The same is true of the pelvic floor and abdominals after pregnancy. At minimum, your client’s tissues have been stretched and strained. There’s probably been some amount of tearing, even if it didn’t require stitches. And if she had an episiotomy or C-section, those surgical sites need time to heal.

But simply healing isn’t enough. To become strong and functional again, your clients need to heal correctly.

That means imposing the “right amount of stress,” Powell says, which requires learning how to reactivate those muscles.

The potential consequences of not reactivating them could be incontinence or even pelvic organ prolapse.

Step one is learning to contract and release the individual muscle groups. “If you’re holding on for dear life in your pelvic floor because nothing else is turning on, it’ll be hard to get your abdominals to work properly,” she says.

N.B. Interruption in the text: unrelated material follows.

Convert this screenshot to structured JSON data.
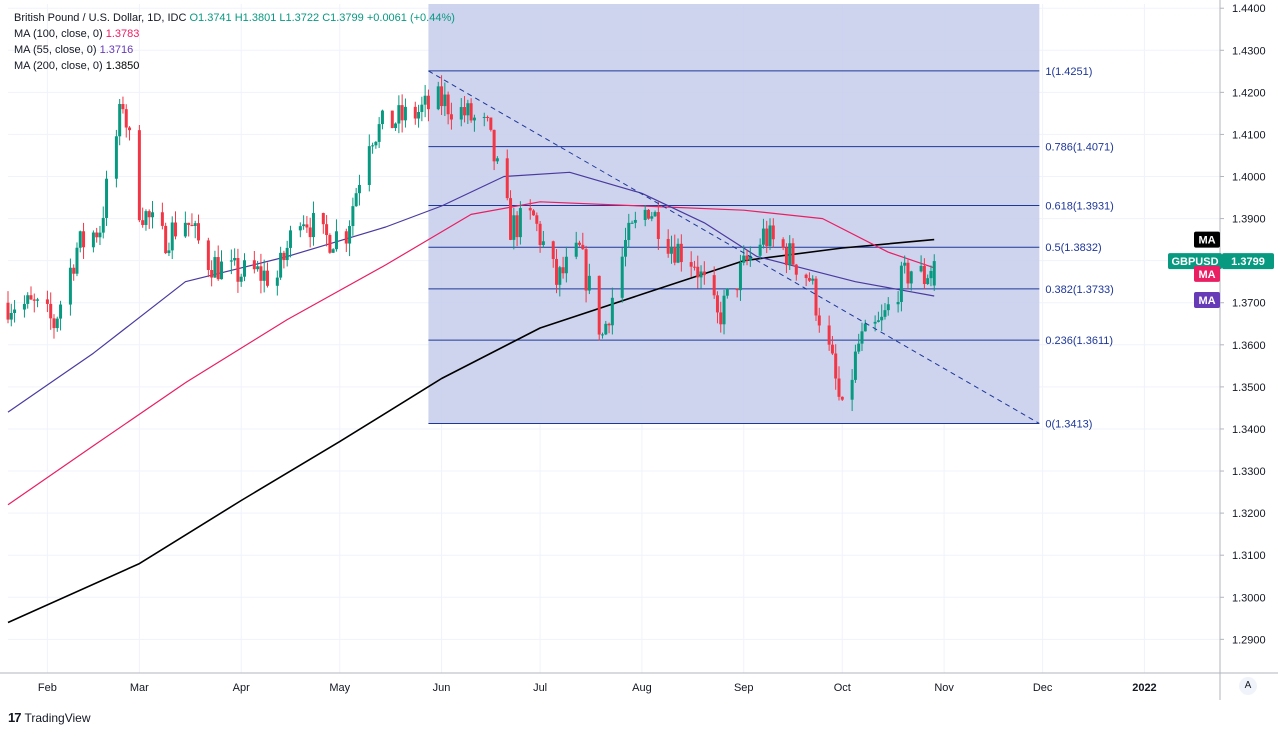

Here’s the process for activating the abdominals:

  1. Have your client stand with a neutral spine. Tell her to contract her abs, as if she’s bracing to take a punch, and then relax. She can also try this lying on her back or positioned on all fours. In any position, don’t let the client turn it into a crunch. She’s activating the muscles, not using them to move her torso.
  2. The next step is to have the client activate her core muscles when doing squats or step-ups with just her body weight. “Doing everything unweighted and neutral is a good way to practice pressure management,” Powell says.

Step 3: Posture

The recovery steps we’ve discussed so far work best with a lengthened, upright posture, and the head, shoulders, back, and hips stacked on top of each other.

Poor posture can put your diaphragm or pelvic floor in a suboptimal position, compromising your breathing and your ability to activate your muscles. Powell says it’s like “beating yourself against a brick wall.”

She uses a dowel rod on the back to help create postural awareness. The goal, as shown in the first minute of this video from Girls Gone Strong, is to have the client create tactile feedback by keeping her head, upper back, and glutes in contact with the dowel throughout a hip hinge movement.

Final thoughts: Don’t forget postpartum self-care

So what does your postpartum client want you to know?

  • She’s injured. Before pregnancy, her uterus was the size of a peach. Nine months later, it was the size of a watermelon, stretching and squeezing everything from the pelvis to the ribs. And then the baby tore anything that wouldn’t stretch to accommodate its exit.
  • She’s a little freaked out. Things she used to do easily, like using her ab muscles to lift her torso when she gets up from the floor, are suddenly difficult, if not impossible.
  • She doesn’t know what she doesn’t know. Especially if she’s a first-time mom, her post-pregnancy body is a mystery. It looks different, feels different, and certainly performs different.

As debilitating as the physical ailments most new moms face can be, the mental and emotional challenges can be equally daunting. Strangers no longer tell her how wonderful and healthy she looks. If they notice her at all, it’s with some combination of pity and concern.

That’s why my client Audrey urges coaches to help their postpartum clients find a support network.

“It’s a wild and scary ride,” she says. “The kid is your first concern, and the temptation is to let everything else fall by the wayside. Finding a way to schedule in some self-care was the hardest.”

And when she did, the guilt of “letting the kid sit in a poopy diaper while I finished my workout” would’ve been overwhelming if it hadn’t been for the support of the other moms in the gym.